To isolate its effect, the team engineered a harmless strain of Escherichia coli, which does not naturally produce imidazole propionate, to carry the gene for urocanate reductase from Streptococcus mutans. When these engineered bacteria were introduced into germ-free mice, the animals began to produce imidazole propionate and subsequently developed the same Parkinson’s-like symptoms: loss of dopamine neurons, brain inflammation, and motor deficits. This experiment demonstrated that the enzyme and its chemical product were sufficient to induce the pathology.
The research team also explored the molecular mechanism inside brain cells. They discovered that imidazole propionate activates a key cellular signaling pathway known as mTORC1, which is involved in cell growth, aging, and neurodegeneration. In the brains of mice colonized with Streptococcus mutans, the mTORC1 pathway was specifically activated in dopamine-producing neurons.
To confirm that this pathway was responsible for the damage, the researchers treated mice with a drug called rapamycin, which inhibits mTORC1. When mice were given both Streptococcus mutans and rapamycin, they were protected from the loss of dopamine neurons and motor problems, even though imidazole propionate levels in their brains remained high. This showed that imidazole propionate causes its toxic effects by acting through the mTORC1 pathway.
Parkinson’s disease is also characterized by the clumping of a protein called alpha-synuclein in the brain. The scientists investigated whether imidazole propionate could affect this process. They used a mouse model where small “seeds” of alpha-synuclein are injected into the brain to start the clumping process. When these mice were also colonized with Streptococcus mutans, the formation of alpha-synuclein clumps was significantly accelerated, the loss of dopamine neurons was more severe, and their motor problems worsened. This suggests that the bacterial metabolite can exacerbate the core protein-related pathology of the disease.

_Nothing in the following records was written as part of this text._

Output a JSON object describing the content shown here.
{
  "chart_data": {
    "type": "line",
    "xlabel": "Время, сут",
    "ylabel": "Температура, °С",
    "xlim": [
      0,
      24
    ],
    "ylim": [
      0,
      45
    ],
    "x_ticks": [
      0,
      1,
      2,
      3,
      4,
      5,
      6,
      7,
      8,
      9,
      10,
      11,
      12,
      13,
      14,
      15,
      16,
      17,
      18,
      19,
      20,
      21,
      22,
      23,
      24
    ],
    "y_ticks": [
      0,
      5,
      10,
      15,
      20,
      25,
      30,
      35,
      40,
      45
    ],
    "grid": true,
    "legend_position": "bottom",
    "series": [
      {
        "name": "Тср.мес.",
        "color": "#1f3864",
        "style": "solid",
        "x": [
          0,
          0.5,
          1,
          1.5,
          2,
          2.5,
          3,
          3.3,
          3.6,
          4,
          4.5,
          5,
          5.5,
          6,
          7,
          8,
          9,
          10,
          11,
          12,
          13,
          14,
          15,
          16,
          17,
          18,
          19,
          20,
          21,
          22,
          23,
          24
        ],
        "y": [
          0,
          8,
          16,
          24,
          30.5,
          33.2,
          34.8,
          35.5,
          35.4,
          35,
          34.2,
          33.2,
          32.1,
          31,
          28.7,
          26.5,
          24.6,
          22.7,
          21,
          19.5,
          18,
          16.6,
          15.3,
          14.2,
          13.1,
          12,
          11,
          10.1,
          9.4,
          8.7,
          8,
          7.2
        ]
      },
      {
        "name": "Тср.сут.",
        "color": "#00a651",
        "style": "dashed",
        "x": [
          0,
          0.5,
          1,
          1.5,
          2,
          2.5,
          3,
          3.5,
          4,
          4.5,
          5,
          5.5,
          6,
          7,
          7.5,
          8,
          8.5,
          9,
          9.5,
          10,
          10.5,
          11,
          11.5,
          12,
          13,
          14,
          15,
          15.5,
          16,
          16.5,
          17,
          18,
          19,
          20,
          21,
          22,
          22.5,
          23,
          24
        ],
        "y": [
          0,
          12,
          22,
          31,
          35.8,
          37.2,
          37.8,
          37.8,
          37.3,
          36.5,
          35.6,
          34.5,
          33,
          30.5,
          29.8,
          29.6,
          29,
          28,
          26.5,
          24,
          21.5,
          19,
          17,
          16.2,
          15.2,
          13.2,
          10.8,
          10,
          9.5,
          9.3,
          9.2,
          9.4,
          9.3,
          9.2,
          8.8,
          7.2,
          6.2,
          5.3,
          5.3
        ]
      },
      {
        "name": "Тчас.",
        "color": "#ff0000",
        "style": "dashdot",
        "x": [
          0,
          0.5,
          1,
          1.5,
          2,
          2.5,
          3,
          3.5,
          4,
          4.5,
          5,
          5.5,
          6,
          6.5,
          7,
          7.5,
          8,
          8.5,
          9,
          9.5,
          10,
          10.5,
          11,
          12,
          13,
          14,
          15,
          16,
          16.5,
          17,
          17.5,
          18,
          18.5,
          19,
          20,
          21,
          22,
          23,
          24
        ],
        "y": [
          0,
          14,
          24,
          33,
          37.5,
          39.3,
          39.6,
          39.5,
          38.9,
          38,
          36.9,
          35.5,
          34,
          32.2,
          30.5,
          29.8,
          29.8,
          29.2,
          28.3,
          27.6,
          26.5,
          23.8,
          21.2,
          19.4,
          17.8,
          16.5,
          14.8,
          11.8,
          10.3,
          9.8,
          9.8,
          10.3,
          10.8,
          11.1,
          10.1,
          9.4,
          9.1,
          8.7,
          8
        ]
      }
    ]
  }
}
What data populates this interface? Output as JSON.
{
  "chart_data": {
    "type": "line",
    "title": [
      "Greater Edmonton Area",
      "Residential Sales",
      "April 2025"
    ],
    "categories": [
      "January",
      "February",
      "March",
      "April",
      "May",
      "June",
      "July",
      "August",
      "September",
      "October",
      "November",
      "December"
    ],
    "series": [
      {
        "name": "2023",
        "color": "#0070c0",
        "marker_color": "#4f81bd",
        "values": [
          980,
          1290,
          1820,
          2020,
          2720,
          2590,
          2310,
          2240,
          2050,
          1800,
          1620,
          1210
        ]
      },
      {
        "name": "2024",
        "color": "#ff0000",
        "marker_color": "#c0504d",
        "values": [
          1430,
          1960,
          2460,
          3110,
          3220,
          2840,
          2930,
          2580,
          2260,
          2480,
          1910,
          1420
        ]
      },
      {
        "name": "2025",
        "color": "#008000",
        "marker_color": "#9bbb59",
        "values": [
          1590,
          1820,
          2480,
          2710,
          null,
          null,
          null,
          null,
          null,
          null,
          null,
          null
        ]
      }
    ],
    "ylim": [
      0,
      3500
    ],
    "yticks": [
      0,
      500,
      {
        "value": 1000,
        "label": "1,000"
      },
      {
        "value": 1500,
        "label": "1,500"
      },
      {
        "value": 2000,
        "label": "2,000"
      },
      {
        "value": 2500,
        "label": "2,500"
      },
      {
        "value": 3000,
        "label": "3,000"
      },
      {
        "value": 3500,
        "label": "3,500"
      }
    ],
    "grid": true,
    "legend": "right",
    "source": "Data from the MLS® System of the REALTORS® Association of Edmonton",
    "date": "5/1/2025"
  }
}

Finally, to prove that imidazole propionate alone was the culprit, the researchers administered the purified chemical directly to mice, either through injections into the bloodstream or directly into the brain. In both cases, the administration of imidazole propionate by itself was enough to cause the selective loss of dopamine neurons and motor deficits, and this damage was prevented by the mTORC1 inhibitor rapamycin.
While these findings provide a compelling link, the study has some limitations. The experiments were conducted in mice, and the mechanisms may not be identical in humans. Future research is needed to understand why dopamine-producing neurons appear to be particularly vulnerable to imidazole propionate. The researchers also note that long-term studies in human populations are necessary to determine if elevated levels of imidazole propionate are a risk factor that predicts the future development of Parkinson’s disease or simply a consequence of it.
These results open the door to new therapeutic strategies. For instance, developing a drug that could inhibit the urocanate reductase enzyme in the gut might lower the production of imidazole propionate and offer a way to slow or prevent the progression of the disease.
“Our study provides a mechanistic understanding of how oral microbes in the gut can influence the brain and contribute to the development of Parkinson’s disease,” said Professor Ara Koh. “It highlights the potential of targeting the gut microbiota as a therapeutic strategy, offering a new direction for Parkinson’s treatment.”
The study, “Gut microbial production of imidazole propionate drives Parkinson’s pathologies,” was authored by Hyunji Park, Jiwon Cheon, Hyojung Kim, Jihye kim, Jihyun Kim, Jeong-Yong Shin, Hyojin Kim, Gaeun Ryu, In Young Chung, Ji Hun Kim, Doeun Kim, Zhidong Zhang, Hao Wu, Katharina R. Beck, Fredrik Bäckhed, Han-Joon Kim, Yunjong Lee, and Ara Koh.